The last two photographs were taken from the property. The second to last shows an automobile dealership in its context. The last, I hope you can discover it, is a house Darío designed for his uncle. They both represent distinct approaches to dealing with the problems of finding an architecture in contemporary Sucre. I’m happy to apply my own creativity to reconstruct the texture of the social and professional relationships which formed the basis for contemporary society.

viernes, julio 03, 2009

In the Sala de Investigadores

I don't know what community he came from.(*) I will have to ask today, when I return to the National Archive. I didn't want to stare but he was fairly young, pouring over a document in his traditional clothing, which was immaculate. His was showing the utmost respect to the Archive and to his people's past. He wore sandals, cotton pants which reached his calves, an embroidered shirt and a magnificent poncho - stripes of red, yellow and blue in varying widths and quite asymmetrical - unlike those I had previously seen. He wore a chulo - a knitted cap with ear flaps common in Bolivia and on the heads of hip college students in the States - of cream and dark brown wool. Over the chulo he wore a high crowned natural felt hat - quite common among the indigenous people of this region - but his was brand new.

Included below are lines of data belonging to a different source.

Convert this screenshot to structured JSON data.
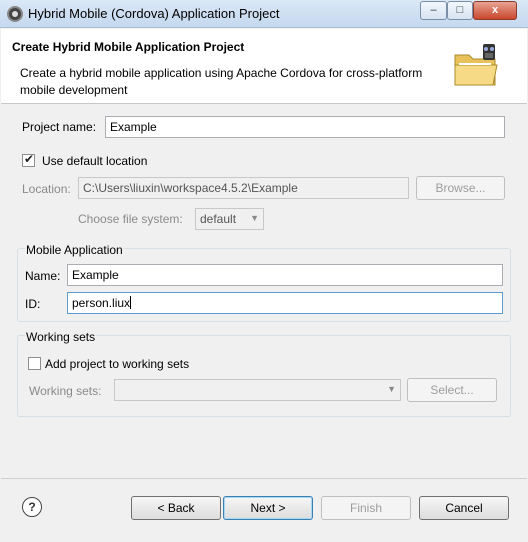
{
  "window": {
    "title": "Hybrid Mobile (Cordova) Application Project",
    "min_label": "‒",
    "max_label": "□",
    "close_label": "x"
  },
  "header": {
    "title": "Create Hybrid Mobile Application Project",
    "description": "Create a hybrid mobile application using Apache Cordova for cross-platform mobile development"
  },
  "project": {
    "name_label": "Project name:",
    "name_value": "Example",
    "use_default_label": "Use default location",
    "use_default_checked": true,
    "location_label": "Location:",
    "location_value": "C:\\Users\\liuxin\\workspace4.5.2\\Example",
    "browse_label": "Browse...",
    "file_system_label": "Choose file system:",
    "file_system_value": "default"
  },
  "mobile_app": {
    "group_label": "Mobile Application",
    "name_label": "Name:",
    "name_value": "Example",
    "id_label": "ID:",
    "id_value": "person.liux"
  },
  "working_sets": {
    "group_label": "Working sets",
    "add_label": "Add project to working sets",
    "add_checked": false,
    "sets_label": "Working sets:",
    "sets_value": "",
    "select_label": "Select..."
  },
  "footer": {
    "help_label": "?",
    "back_label": "< Back",
    "next_label": "Next >",
    "finish_label": "Finish",
    "cancel_label": "Cancel"
  }
}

My photograph of the indigenous scholar in the Sala de Investigadores, sitting at a Danish Modern desk, surrounded by bookshelves and other researchers would have been a prizewinner. Unfortunately, cameras are prohibited in the Archive.

(*) I subsequently learned from a librarian that he was from Tapacarí, in the Cochabamba Province and he was carrying bolas (a weapon made famous by the gauchos in Argentina), indicating that he was a chief. Tapacarí is the mountainous area between the Cochabamba valley and the Altiplano to the West. It is sparsely populated and consists of small interconnected mountain valleys. The main route from Cochabamba to Oruro and La Paz passes through this region.